Kids get infinite registers and no restrictions on stack ordering. Programmers are constrained to solving it with one register and restrictions on stack put operations.
./insert we-are-not-the-same-meme
It’s even called tower of Hanoi because of the Vietnam war flashbacks.
oh, i solved that assignment in school… by finding the algorithm online
You’re hired, welcome to the team!
Bonus points for leveraging the work of others contributing to their success
As it should be, there’s way too much reengineering of the wheel. Let the big brains of the past do the heavy lifting
screams in that’s not the point
You’re right. The learning is the point. So rather than flail in the dark, why not learn the optimal solution?
Before studying CS, I recognized it as ‘the bioware puzzle’. They were probably copying their own scribbles fron back then.
Haskell was the hardest, but it looked the most beautiful.
Haskell was the hardest, but it looked the most beautiful.
That pretty much sums that language up
In order to write a haskell program, you must first write the corresponding haskell program.
And in order to do that, you have to imagine sisyphus happy
Strange. I find the language hideous, most likely because it resembles math, or maybe because I’m already used to the C-like syntax.
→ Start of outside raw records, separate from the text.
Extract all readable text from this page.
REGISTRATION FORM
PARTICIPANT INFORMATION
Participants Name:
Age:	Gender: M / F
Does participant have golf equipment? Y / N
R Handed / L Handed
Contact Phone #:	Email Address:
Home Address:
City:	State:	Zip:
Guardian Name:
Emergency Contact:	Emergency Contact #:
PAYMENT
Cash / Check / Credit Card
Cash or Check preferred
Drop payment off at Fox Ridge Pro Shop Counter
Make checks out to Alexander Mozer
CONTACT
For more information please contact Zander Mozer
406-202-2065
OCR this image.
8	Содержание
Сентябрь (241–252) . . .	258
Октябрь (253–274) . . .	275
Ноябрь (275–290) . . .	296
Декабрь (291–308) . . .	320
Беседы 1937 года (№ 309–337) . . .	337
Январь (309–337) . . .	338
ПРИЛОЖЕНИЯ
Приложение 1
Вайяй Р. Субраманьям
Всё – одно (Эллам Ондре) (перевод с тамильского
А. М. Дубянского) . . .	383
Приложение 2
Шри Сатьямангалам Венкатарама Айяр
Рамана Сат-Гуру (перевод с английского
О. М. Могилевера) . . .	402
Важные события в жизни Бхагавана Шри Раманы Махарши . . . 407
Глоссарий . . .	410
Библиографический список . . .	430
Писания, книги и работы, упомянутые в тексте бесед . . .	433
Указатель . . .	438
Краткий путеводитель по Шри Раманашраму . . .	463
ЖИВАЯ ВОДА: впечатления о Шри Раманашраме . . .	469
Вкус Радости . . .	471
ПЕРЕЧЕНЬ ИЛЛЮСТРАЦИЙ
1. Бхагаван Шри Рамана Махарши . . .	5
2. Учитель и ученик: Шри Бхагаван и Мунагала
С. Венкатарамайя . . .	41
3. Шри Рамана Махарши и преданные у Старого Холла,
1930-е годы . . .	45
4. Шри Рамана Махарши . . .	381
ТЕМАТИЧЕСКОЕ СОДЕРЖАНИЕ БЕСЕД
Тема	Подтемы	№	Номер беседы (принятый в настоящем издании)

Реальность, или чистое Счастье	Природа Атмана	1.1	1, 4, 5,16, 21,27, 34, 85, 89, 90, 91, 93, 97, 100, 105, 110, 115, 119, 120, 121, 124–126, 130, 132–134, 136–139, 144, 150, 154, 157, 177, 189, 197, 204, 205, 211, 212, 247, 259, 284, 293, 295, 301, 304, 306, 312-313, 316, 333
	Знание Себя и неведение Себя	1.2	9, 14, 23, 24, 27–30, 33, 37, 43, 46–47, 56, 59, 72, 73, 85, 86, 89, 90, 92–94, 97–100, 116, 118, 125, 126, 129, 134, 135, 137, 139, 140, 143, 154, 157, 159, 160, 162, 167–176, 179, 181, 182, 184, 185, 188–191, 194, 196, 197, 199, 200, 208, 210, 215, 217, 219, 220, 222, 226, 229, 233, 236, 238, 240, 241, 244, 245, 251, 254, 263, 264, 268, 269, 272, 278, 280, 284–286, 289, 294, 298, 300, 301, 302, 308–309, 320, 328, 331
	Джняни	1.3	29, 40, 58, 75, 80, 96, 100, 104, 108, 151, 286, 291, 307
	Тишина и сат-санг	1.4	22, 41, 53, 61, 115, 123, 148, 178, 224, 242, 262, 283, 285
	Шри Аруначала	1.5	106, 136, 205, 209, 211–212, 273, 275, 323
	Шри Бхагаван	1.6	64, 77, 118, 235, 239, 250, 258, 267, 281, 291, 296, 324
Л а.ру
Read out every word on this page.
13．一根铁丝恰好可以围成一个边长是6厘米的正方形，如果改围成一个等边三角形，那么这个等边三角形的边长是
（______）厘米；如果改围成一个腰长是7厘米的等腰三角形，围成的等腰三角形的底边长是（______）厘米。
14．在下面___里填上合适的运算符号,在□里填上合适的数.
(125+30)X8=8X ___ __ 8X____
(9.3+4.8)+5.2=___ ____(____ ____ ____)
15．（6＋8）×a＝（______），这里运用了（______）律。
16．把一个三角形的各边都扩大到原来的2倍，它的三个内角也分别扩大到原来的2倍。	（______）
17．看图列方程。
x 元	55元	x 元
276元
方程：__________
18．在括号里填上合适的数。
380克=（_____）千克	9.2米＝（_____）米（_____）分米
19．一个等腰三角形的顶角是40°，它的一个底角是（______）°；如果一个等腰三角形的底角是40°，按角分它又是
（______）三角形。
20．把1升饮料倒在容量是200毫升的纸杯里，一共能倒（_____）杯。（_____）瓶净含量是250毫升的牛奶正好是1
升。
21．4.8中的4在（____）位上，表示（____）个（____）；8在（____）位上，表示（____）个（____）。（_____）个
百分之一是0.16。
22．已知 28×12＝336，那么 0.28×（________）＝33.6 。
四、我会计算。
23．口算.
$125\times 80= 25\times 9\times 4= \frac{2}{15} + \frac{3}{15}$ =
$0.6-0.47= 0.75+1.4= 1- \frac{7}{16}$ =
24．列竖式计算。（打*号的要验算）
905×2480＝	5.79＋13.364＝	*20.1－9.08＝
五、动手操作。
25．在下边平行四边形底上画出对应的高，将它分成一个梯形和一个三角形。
Haskell is beautiful because it resembles math
It’s also beautiful because it doesn’t have C-like syntax.
hanoi :: Integer -> a -> a -> a -> [(a, a)] hanoi 0 _ _ _ = [] hanoi n a b c = hanoi (n-1) a c b ++ [(a, b)] ++ hanoi (n-1) c b a
From here: https://www.rosettacode.org/wiki/Towers_of_Hanoi#Haskell
Oh but we don’t play it, we put lighting into rocks and trick them into doing it.
Towers of Hanoi? I don’t think so.
Example for stack
Did you guys find this hard? There are only four possible ways to move a ring, two of which are disallowed by the rules. Out of the remaining two, one of them is simply undoing what you just did.